Davesh Soneji, McGill University
“No More Nautches in Poodoocottah”:
Colonial Modernity, Memory and the Devadasi Dance Tradition of the
Viralimalai Murukan Temple

Photograph: Cylla von Tiedemann
R. Muttukkannammal, the last dedicated devadasi of the Murukan temple at Viralimalai in Pudukkottai district, remembers dancing to English marching-band songs when the Maharaja of Pudukkottai would come to her temple. Integrated into the catir kacceri or formal concert repertoire in the nineteenth century, these compositions were meant to be part of the courtly “rituals of display” of the Tanjavur and Pudukkottai Maharajas, and devadasi dance was a central visual marker of these spectacles. But by the 1930s, devadasi performances in both the temples and courts of Tamilnadu had become merely perfunctory as far as temple administrators, priests, zamindars, and audiences were concerned. In Viralimalai, the “ritual-dance repertory” of the temple had disappeared by this time, and instead, only the catir kacceri was performed in the temple on festival days by Muttukkannammal. Transmogrified by colonial modernity and the discursive contours of “social reform,” the performance culture and lifestyles of devadasis in the Pudukkottai and Tanjavur districts had become irrevocably divested of function or meaning.

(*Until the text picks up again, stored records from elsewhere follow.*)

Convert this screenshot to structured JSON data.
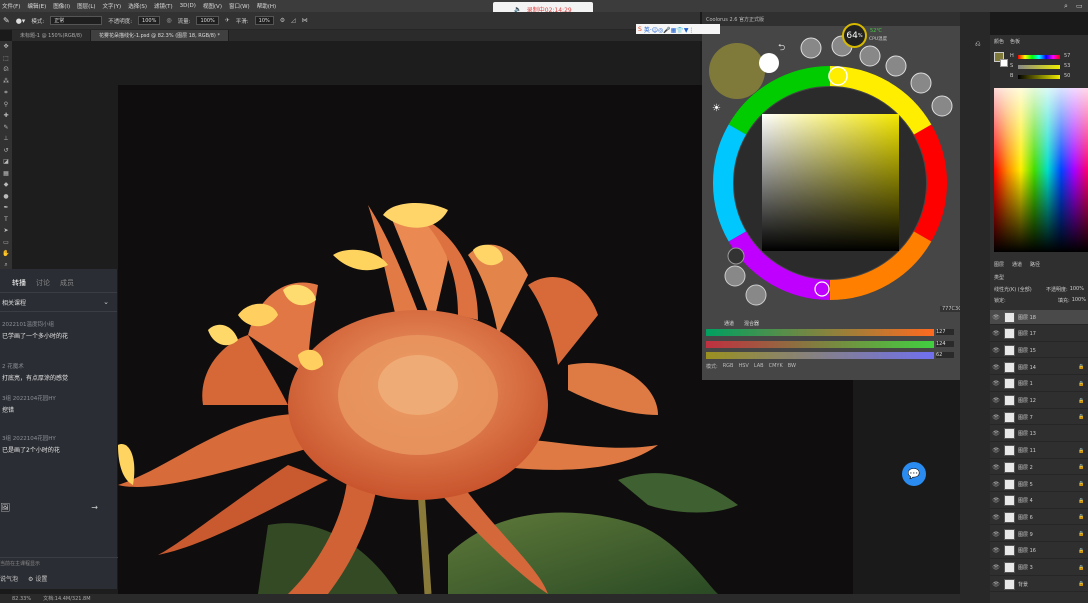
{
  "menu": [
    "文件(F)",
    "编辑(E)",
    "图像(I)",
    "图层(L)",
    "文字(Y)",
    "选择(S)",
    "滤镜(T)",
    "3D(D)",
    "视图(V)",
    "窗口(W)",
    "帮助(H)"
  ],
  "options": {
    "mode_label": "模式:",
    "mode_value": "正常",
    "opacity_label": "不透明度:",
    "opacity_value": "100%",
    "flow_label": "流量:",
    "flow_value": "100%",
    "smooth_label": "平滑:",
    "smooth_value": "10%"
  },
  "doc_tabs": [
    "未标题-1 @ 150%(RGB/8)",
    "花雾花朵描线化-1.psd @ 82.3% (图层 18, RGB/8) *"
  ],
  "recording": "录制中02:14:29",
  "color_panel": {
    "title": "Coolorus 2.6 官方正式版",
    "cpu_percent": "64",
    "cpu_unit": "%",
    "cpu_temp": "52℃",
    "cpu_label": "CPU温度",
    "hex": "777C3C",
    "tabs": [
      "通道",
      "混合器"
    ],
    "slider_values": [
      "127",
      "124",
      "62"
    ],
    "modes": [
      "模式:",
      "RGB",
      "HSV",
      "LAB",
      "CMYK",
      "BW"
    ],
    "fg_color": "#7f7a3a"
  },
  "right_top": {
    "tabs": [
      "颜色",
      "色板"
    ],
    "hsv_labels": [
      "H",
      "S",
      "B"
    ],
    "hsv_values": [
      "57",
      "53",
      "50"
    ]
  },
  "layers_panel": {
    "tabs": [
      "图层",
      "通道",
      "路径"
    ],
    "kind": "类型",
    "blend": "线性光(K) (全部)",
    "opacity_label": "不透明度:",
    "opacity_value": "100%",
    "lock_label": "锁定:",
    "fill_label": "填充:",
    "fill_value": "100%"
  },
  "layers": [
    {
      "name": "图层 18",
      "lock": ""
    },
    {
      "name": "图层 17",
      "lock": ""
    },
    {
      "name": "图层 15",
      "lock": ""
    },
    {
      "name": "图层 14",
      "lock": "🔒"
    },
    {
      "name": "图层 1",
      "lock": "🔒"
    },
    {
      "name": "图层 12",
      "lock": "🔒"
    },
    {
      "name": "图层 7",
      "lock": "🔒"
    },
    {
      "name": "图层 13",
      "lock": ""
    },
    {
      "name": "图层 11",
      "lock": "🔒"
    },
    {
      "name": "图层 2",
      "lock": "🔒"
    },
    {
      "name": "图层 5",
      "lock": "🔒"
    },
    {
      "name": "图层 4",
      "lock": "🔒"
    },
    {
      "name": "图层 6",
      "lock": "🔒"
    },
    {
      "name": "图层 9",
      "lock": "🔒"
    },
    {
      "name": "图层 16",
      "lock": "🔒"
    },
    {
      "name": "图层 3",
      "lock": "🔒"
    },
    {
      "name": "背景",
      "lock": "🔒"
    }
  ],
  "chat": {
    "tabs": [
      "转播",
      "讨论",
      "成员"
    ],
    "section": "相关课程",
    "messages": [
      {
        "who": "2022101温度钧小组",
        "text": "已学画了一个多小时的花"
      },
      {
        "who": "2  花魔术",
        "text": "打底亮，有点厚涂的感觉"
      },
      {
        "who": "3组 2022104花园HY",
        "text": "挖错"
      },
      {
        "who": "3组 2022104花园HY",
        "text": "已是画了2个小时的花"
      }
    ],
    "hint": "当前在主课程显示",
    "footer_left": "说气泡",
    "footer_right": "设置"
  },
  "status": {
    "zoom": "82.33%",
    "doc": "文档:14.4M/321.8M"
  }
}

In this paper I examine how shifts in the sites of devadasi performance can be read as indexes for the process of the community’s disenfranchisement in Tamilnadu from c. 1920-1955. I suggest that the impact of social reform movements is felt very early in the devadasi communities of Tamil-speaking South India, accounting for the disappearance of “ritual dance” on the one hand, and the disappearance of patronage of courtly dance on the other. Using ethnographic data and analyses of specific genres within the dance repertoire, this paper illustrates the innovative ways in which the devadasis of Viralimalai transformed and negotiated their identities in relation to the temple and court before, during, and after the implementation of the Anti-Devadasi Act of 1947.